Change was the theme at the Whistler Arts Council (WAC) annual general meeting (AGM), as the organization's executive reported its 2015 activities and spelled out future plans.
"We've gone through a lot of change. This is our 34th year; the arts council was formed in 1982," acting executive director Maureen Douglas told attendees.
"It is a very different organization from where it started... We are proud of the direction we've been able to take, we've worked to be a collaborative leader in arts and culture in this community."
There were 513 members in 2015.
WAC remained a busy, growing supporter of the arts in 2015 as outlined in the annual report.
The Performance Series was in its 28th year in the 2015-2016 season. Fifteen shows, ranging from jazz, classical, children's theatre and CBC's This is That: Live! were presented.
The WAC secured the BC Touring Council's inaugural "Warming up the Act" grant in 2015 to support the engagement of aspiring local performers and musical groups. Three local acts — Blue Phoenix, Ruckus Deluxe and harpist Allison Hunter — opened for visiting performers.
In terms of the recently renamed The Gallery (formerly the Scotia Creek Gallery), 174 artists were featured in 2015, 97 per cent of these numbers being local.
And $12,388 in local art and artisan goods were sold at the Maury Young Arts Centre. And 234 local artists — including musicians and other live performers — were hired over the year, with the annual report noting that 75 per cent of all artists fees in 2015 went to local performers.
At the annual Bizarre Bazaar artisan Christmas market, out of the 130 professional and emerging artisans taking part, 38 vendors were first-time participants and 57 per cent were local.
The new shared-booth option for smaller and emerging artisans was considered a success.
Over 7,000 members of the public attended the two-day event last November.
Twenty-four weekly Made in Whistler winter markets took place in 2015, too.
Volunteers remained essential to WAC operations, with 138 volunteers working 1,673 hours for the arts council in 2015.
Whistler businesses were also important to WAC, with 36 local businesses acting as sponsors and 46 businesses donating value-in-kind to the arts council.
Other aspects of WAC activities explored included the activities of Community Cultural Officer Anne Popma, connections with the Sea to Sky Arts Councils Alliance, awards and bursaries, and community engagement.
WAC treasurer Karen Playfair gave the financial report for the year.
She said cash was down in the Statement of Financial Position — $111,360 in 2015, compared with $225,864.
"Cash is down quite substantially from last year, but that is largely due to timing. Accounts receivable is up somewhat, and accounts payable and liabilities are down a little bit," Playfair said, citing changes in cash flow.

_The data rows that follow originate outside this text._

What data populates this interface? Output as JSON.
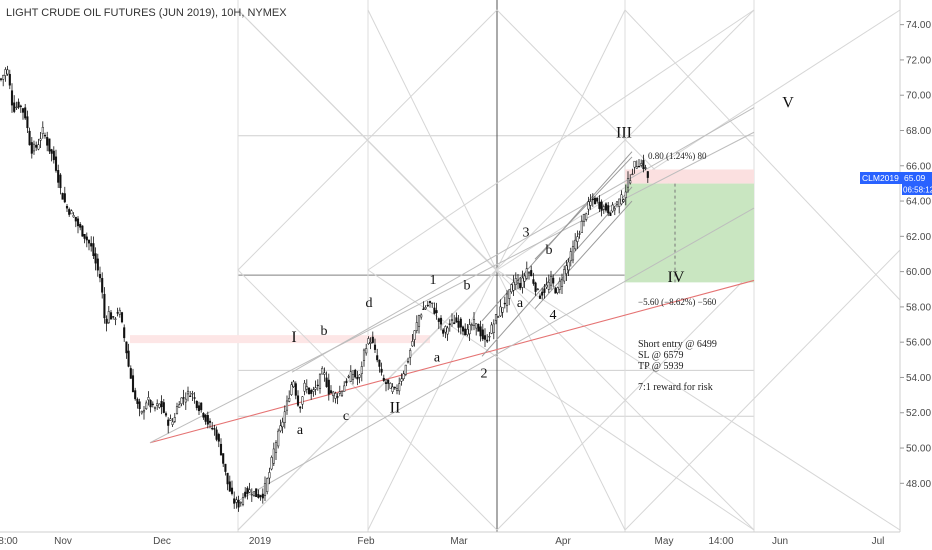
{
  "header": {
    "title": "LIGHT CRUDE OIL FUTURES (JUN 2019), 10H, NYMEX"
  },
  "price_badge": {
    "symbol": "CLM2019",
    "price": "65.09",
    "countdown": "06:58:12"
  },
  "notes": {
    "entry": "Short entry @ 6499",
    "sl": "SL @ 6579",
    "tp": "TP @ 5939",
    "ratio": "7:1 reward for risk",
    "risk_label": "0.80 (1.24%) 80",
    "reward_label": "−5.60 (−8.62%) −560"
  },
  "colors": {
    "candle": "#111111",
    "support_line": "#e57373",
    "channel": "#9a9a9a",
    "fan": "#d6d6d6",
    "target_zone": "#c9e6c1",
    "risk_zone": "#fbe0e0",
    "badge": "#2962ff",
    "vline": "#555555"
  },
  "chart_data": {
    "type": "candlestick",
    "title": "LIGHT CRUDE OIL FUTURES (JUN 2019), 10H, NYMEX",
    "ylim": [
      46.6,
      75.0
    ],
    "y_ticks": [
      "74.00",
      "72.00",
      "70.00",
      "68.00",
      "66.00",
      "64.00",
      "62.00",
      "60.00",
      "58.00",
      "56.00",
      "54.00",
      "52.00",
      "50.00",
      "48.00"
    ],
    "x_ticks": [
      "8:00",
      "Nov",
      "Dec",
      "2019",
      "Feb",
      "Mar",
      "Apr",
      "May",
      "14:00",
      "Jun",
      "Jul"
    ],
    "series": [
      {
        "values": [
          [
            0,
            70.9
          ],
          [
            6,
            71.6
          ],
          [
            12,
            69.2
          ],
          [
            18,
            69.5
          ],
          [
            24,
            68.9
          ],
          [
            30,
            66.9
          ],
          [
            36,
            67.1
          ],
          [
            42,
            68.0
          ],
          [
            48,
            67.0
          ],
          [
            54,
            66.2
          ],
          [
            60,
            64.5
          ],
          [
            66,
            63.6
          ],
          [
            72,
            63.2
          ],
          [
            78,
            62.5
          ],
          [
            84,
            62.0
          ],
          [
            90,
            61.4
          ],
          [
            96,
            60.2
          ],
          [
            100,
            59.5
          ],
          [
            104,
            57.0
          ],
          [
            108,
            57.7
          ],
          [
            112,
            57.2
          ],
          [
            118,
            57.9
          ],
          [
            124,
            56.0
          ],
          [
            128,
            54.5
          ],
          [
            134,
            52.8
          ],
          [
            140,
            51.8
          ],
          [
            146,
            52.8
          ],
          [
            152,
            52.2
          ],
          [
            160,
            52.5
          ],
          [
            166,
            51.5
          ],
          [
            172,
            51.5
          ],
          [
            178,
            52.7
          ],
          [
            184,
            52.9
          ],
          [
            190,
            53.2
          ],
          [
            196,
            52.5
          ],
          [
            202,
            52.0
          ],
          [
            208,
            51.3
          ],
          [
            214,
            51.0
          ],
          [
            220,
            49.8
          ],
          [
            226,
            48.1
          ],
          [
            232,
            47.0
          ],
          [
            238,
            46.8
          ],
          [
            244,
            47.5
          ],
          [
            250,
            47.6
          ],
          [
            256,
            47.3
          ],
          [
            262,
            47.4
          ],
          [
            268,
            48.5
          ],
          [
            274,
            50.2
          ],
          [
            280,
            51.2
          ],
          [
            286,
            52.5
          ],
          [
            292,
            54.0
          ],
          [
            298,
            52.2
          ],
          [
            304,
            53.6
          ],
          [
            310,
            53.0
          ],
          [
            316,
            53.5
          ],
          [
            322,
            54.4
          ],
          [
            328,
            53.2
          ],
          [
            334,
            53.0
          ],
          [
            340,
            53.2
          ],
          [
            346,
            53.9
          ],
          [
            352,
            54.2
          ],
          [
            358,
            53.8
          ],
          [
            364,
            55.8
          ],
          [
            370,
            56.2
          ],
          [
            376,
            55.0
          ],
          [
            382,
            53.8
          ],
          [
            388,
            53.5
          ],
          [
            394,
            53.2
          ],
          [
            400,
            54.0
          ],
          [
            406,
            54.8
          ],
          [
            412,
            56.2
          ],
          [
            418,
            57.5
          ],
          [
            424,
            58.0
          ],
          [
            430,
            58.2
          ],
          [
            436,
            57.5
          ],
          [
            442,
            56.5
          ],
          [
            448,
            57.0
          ],
          [
            454,
            57.2
          ],
          [
            460,
            57.0
          ],
          [
            466,
            56.5
          ],
          [
            472,
            57.1
          ],
          [
            478,
            56.7
          ],
          [
            484,
            56.0
          ],
          [
            490,
            56.7
          ],
          [
            496,
            57.5
          ],
          [
            502,
            58.1
          ],
          [
            508,
            58.7
          ],
          [
            514,
            59.6
          ],
          [
            520,
            59.2
          ],
          [
            526,
            60.2
          ],
          [
            532,
            59.5
          ],
          [
            538,
            58.6
          ],
          [
            544,
            59.0
          ],
          [
            550,
            59.5
          ],
          [
            556,
            58.8
          ],
          [
            562,
            59.9
          ],
          [
            568,
            60.6
          ],
          [
            574,
            61.6
          ],
          [
            580,
            62.6
          ],
          [
            586,
            63.6
          ],
          [
            592,
            64.1
          ],
          [
            598,
            63.8
          ],
          [
            604,
            63.6
          ],
          [
            610,
            63.4
          ],
          [
            616,
            63.9
          ],
          [
            622,
            64.2
          ],
          [
            628,
            65.2
          ],
          [
            633,
            66.0
          ],
          [
            638,
            66.2
          ],
          [
            644,
            65.9
          ],
          [
            648,
            65.09
          ]
        ]
      }
    ],
    "risk_reward": {
      "entry": 64.99,
      "stop_loss": 65.79,
      "take_profit": 59.39
    },
    "wave_labels": [
      {
        "text": "I",
        "x": 294,
        "y": 56.0
      },
      {
        "text": "b",
        "x": 324,
        "y": 56.4
      },
      {
        "text": "d",
        "x": 369,
        "y": 58.0
      },
      {
        "text": "a",
        "x": 300,
        "y": 50.8
      },
      {
        "text": "c",
        "x": 346,
        "y": 51.6
      },
      {
        "text": "II",
        "x": 395,
        "y": 52.0
      },
      {
        "text": "1",
        "x": 433,
        "y": 59.3
      },
      {
        "text": "b",
        "x": 467,
        "y": 59.0
      },
      {
        "text": "a",
        "x": 437,
        "y": 54.9
      },
      {
        "text": "2",
        "x": 484,
        "y": 54.0
      },
      {
        "text": "3",
        "x": 526,
        "y": 62.0
      },
      {
        "text": "b",
        "x": 549,
        "y": 61.0
      },
      {
        "text": "a",
        "x": 520,
        "y": 58.0
      },
      {
        "text": "4",
        "x": 553,
        "y": 57.3
      },
      {
        "text": "III",
        "x": 624,
        "y": 67.6
      },
      {
        "text": "IV",
        "x": 676,
        "y": 59.4
      },
      {
        "text": "V",
        "x": 788,
        "y": 69.3
      }
    ]
  }
}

The WAC Statement of Operations noted that donations and sponsorships were "up substantially," Playfair added.
"A big chunk of that had to do with the pop-up studio... we had a donation in kind of lease space... and facility rentals is quite a bit higher over last year."
Playfair also drew attention to a slight increase in wages and subcontracts year over year, which was to do with increased fee-for-service funding.

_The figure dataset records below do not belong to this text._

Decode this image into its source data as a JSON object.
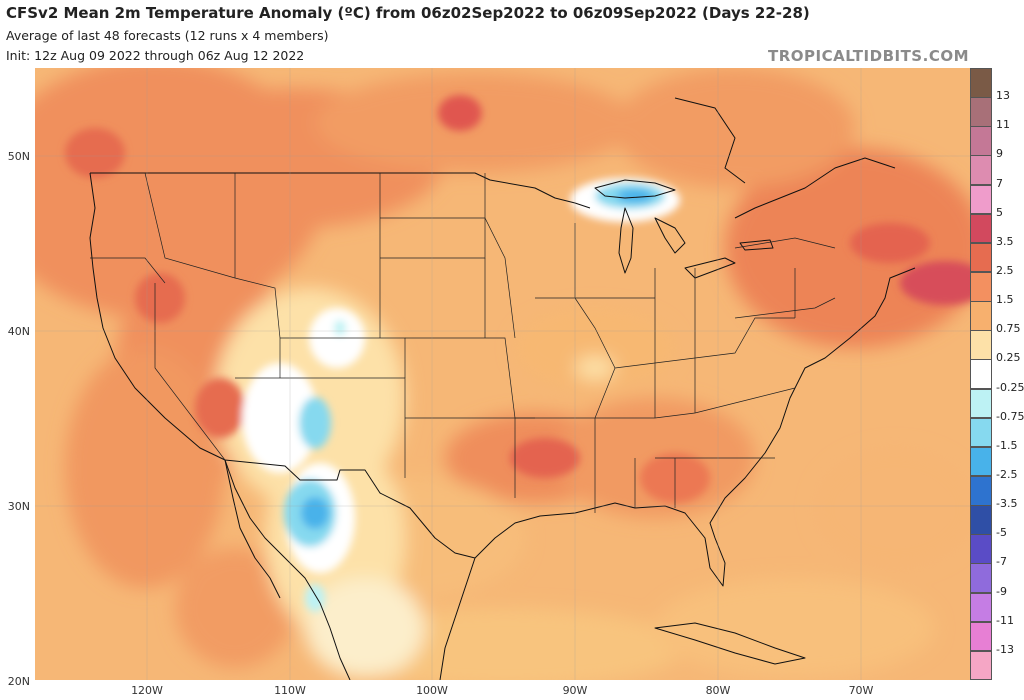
{
  "header": {
    "title": "CFSv2 Mean 2m Temperature Anomaly (ºC) from 06z02Sep2022 to 06z09Sep2022 (Days 22-28)",
    "subtitle": "Average of last 48 forecasts (12 runs x 4 members)",
    "init": "Init: 12z Aug 09 2022 through 06z Aug 12 2022",
    "brand": "TROPICALTIDBITS.COM"
  },
  "axes": {
    "lat_labels": [
      "50N",
      "40N",
      "30N",
      "20N"
    ],
    "lon_labels": [
      "120W",
      "110W",
      "100W",
      "90W",
      "80W",
      "70W"
    ]
  },
  "colorbar": {
    "levels": [
      "13",
      "11",
      "9",
      "7",
      "5",
      "3.5",
      "2.5",
      "1.5",
      "0.75",
      "0.25",
      "-0.25",
      "-0.75",
      "-1.5",
      "-2.5",
      "-3.5",
      "-5",
      "-7",
      "-9",
      "-11",
      "-13"
    ],
    "colors": [
      "#7a5a46",
      "#a87078",
      "#c47896",
      "#dd8cb0",
      "#ef9ccb",
      "#d2495e",
      "#e66c50",
      "#f39060",
      "#f7b06e",
      "#fde1a8",
      "#ffffff",
      "#bdf2f4",
      "#86d9ef",
      "#48b2ea",
      "#2e73cf",
      "#2f4fa6",
      "#5a4cc6",
      "#8f6bdc",
      "#c57de4",
      "#e77fd4",
      "#f5a6c5"
    ]
  }
}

Douglas paid tribute to former WAC executive director Doti Niedermayer, who left the organization in February. Niedermayer was absent but her influence was very much in evidence, not least because there was a life-sized photo of Niedermayer's face at the meeting.
Board members Sue Adams and Keith Bennett stepped down after completing six-year terms. New members acclaimed to the board were Michelle Ratcliffe, Joan Richoz and April Andiel.
Following the AGM, two presentations were made to members about the name change and rebranding of the Whistler Arts Council to Arts Whistler, and an update on the Cultural Grant of $489,500.